Jetzt schenkte er ihr ein breites Grinsen, die Müdigkeit war aus seinem Gesicht verschwunden. Sie versuchte sich in Erinnerung zu rufen, was für ein Quälgeist er früher gewesen war, was ihr aber ziemlich schwerfiel, denn dieses Grinsen jagte ihr wohlige Schauer über den Rücken … etwas, das sie ewig nicht mehr erlebt hatte.

„Es würde den Ermittlungen helfen, wenn du in Ruhe darüber nachdenkst, wer wütend auf dich sein könnte. Vielleicht fragst du auch deine Mitarbeiter, ob ihnen jemand einfällt, jemand, der etwas gegen dich hat oder gegen sie.“

Sie wollte sich gar nicht erst denken, dass irgendwo da draußen jemand existierte, der sie oder eine ihrer Angestellten nicht leiden konnte. Katherine arbeitete manchmal für sie, aber sie war die beliebteste Frau der Stadt. Evie lebte noch gar nicht lange genug in Hope’s Crossing, um sich Feinde gemacht zu haben – von Brodie Thorne vielleicht abgesehen, Katherines Sohn, der Evie aus irgendeinem Grund nicht ausstehen konnte. Brodie war jedoch einer der erfolgreichsten Geschäftsmänner der Stadt.

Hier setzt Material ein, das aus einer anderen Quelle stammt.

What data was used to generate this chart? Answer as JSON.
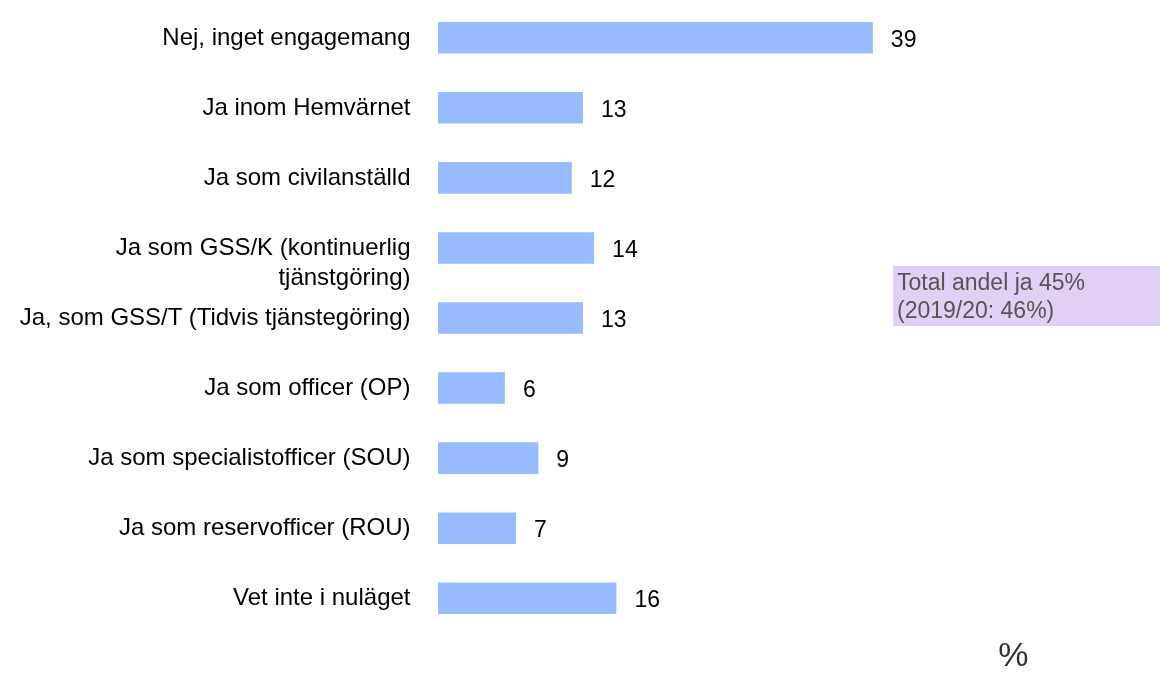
{
  "chart_data": {
    "type": "bar",
    "orientation": "horizontal",
    "xlabel": "%",
    "categories": [
      "Nej, inget engagemang",
      "Ja inom Hemvärnet",
      "Ja som civilanställd",
      "Ja som GSS/K (kontinuerlig\ntjänstgöring)",
      "Ja, som GSS/T (Tidvis tjänstegöring)",
      "Ja som officer (OP)",
      "Ja som specialistofficer (SOU)",
      "Ja som reservofficer (ROU)",
      "Vet inte i nuläget"
    ],
    "values": [
      39,
      13,
      12,
      14,
      13,
      6,
      9,
      7,
      16
    ],
    "color": "#99bbff",
    "data_labels": true,
    "annotations": [
      "Total andel ja 45%\n(2019/20: 46%)"
    ]
  }
}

Da konnte sie sich ja sogar noch eher Holly und Jeff als eine Art Bonnie und Clyde vorstellen.

Damit blieb noch Mauras Tochter Layla übrig, die nach der Schule und samstags im Laden aushalf.

Und natürlich Claire selbst.

„Das mache ich“, meinte sie. „Ich bin dir wirklich dankbar, dass du extra vorbeigeschaut hast.“

„Gern geschehen.“ Er lehnte sich in seinem Stuhl zurück. „Wie wäre es, wenn du dich erkenntlich zeigst und mir verrätst, was die da draußen über mich gesagt haben, als ich den Laden betreten habe?“

Sie spürte, wie ihr Gesicht heiß wurde – was natürlich absolut albern war. „Ähm, was für ein guter Polizist du bist“, stieß sie hervor.

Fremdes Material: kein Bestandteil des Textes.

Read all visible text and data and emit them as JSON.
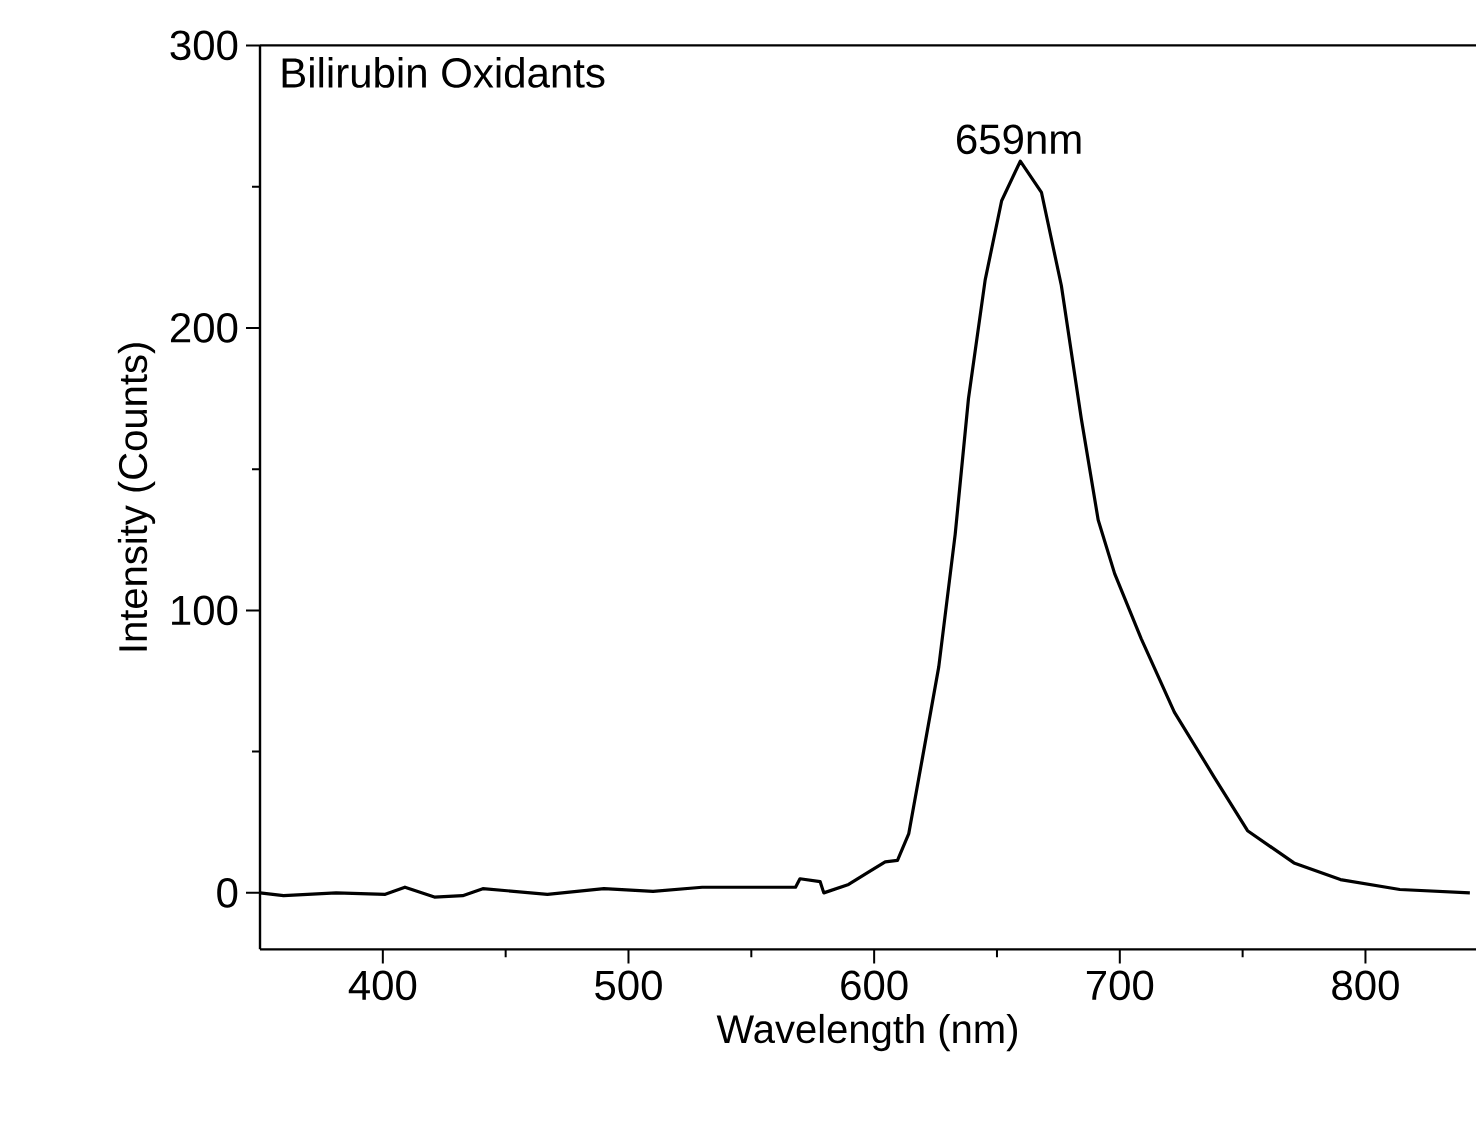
{
  "chart_data": {
    "type": "line",
    "xlabel": "Wavelength (nm)",
    "ylabel": "Intensity (Counts)",
    "annotations": [
      "Bilirubin Oxidants",
      {
        "text": "659nm",
        "x": 659,
        "y": 259
      }
    ],
    "xlim": [
      350,
      845
    ],
    "ylim": [
      -20,
      300
    ],
    "xticks": [
      400,
      500,
      600,
      700,
      800
    ],
    "yticks": [
      0,
      100,
      200,
      300
    ],
    "color": "#000000",
    "x": [
      350,
      359.6,
      381,
      401,
      409,
      421,
      432.5,
      440.7,
      467,
      490,
      510,
      530,
      556.5,
      568,
      569.8,
      578,
      579.5,
      589.6,
      598,
      604.5,
      609.5,
      614.1,
      619.5,
      626.3,
      633,
      638.4,
      645.2,
      651.9,
      659.5,
      668.1,
      676.2,
      684.3,
      691.2,
      697.9,
      708.7,
      722.2,
      738.4,
      752,
      770.9,
      789.8,
      814,
      842.5
    ],
    "values": [
      0,
      -1,
      0,
      -0.5,
      2,
      -1.5,
      -1,
      1.5,
      -0.5,
      1.5,
      0.5,
      2,
      2,
      2,
      5,
      4,
      0,
      3,
      7.5,
      11,
      11.5,
      21,
      47,
      80,
      127,
      175,
      217,
      245,
      259,
      248,
      215,
      168,
      132,
      113,
      90,
      64,
      41,
      22,
      10.6,
      4.7,
      1.2,
      0
    ]
  }
}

Er lächelte. „Hmm. Warum glaube ich dir das nicht?“

„Weil du ein ziemlich misstrauischer Mensch bist?“ „Praktisch für einen Cop. Aber egal, ich hatte einfach gehofft, es wäre was Anrüchiges gewesen.“

Bevor sie darauf etwas entgegnen konnte, erklang von draußen die Glocke, da jemand die Tür aufriss. Eine Sekunde später stürmte ihr achtjähriger Sohn ins Büro.

Dass ihr Laden nur ein paar Straßen von der Schule entfernt lag, hatte viele Vorteile. Zum Beispiel konnten ihre Kinder nach Schulschluss einfach vorbeikommen, wenn Jeff oder Claires Mutter keine Zeit hatten, sie abzuholen.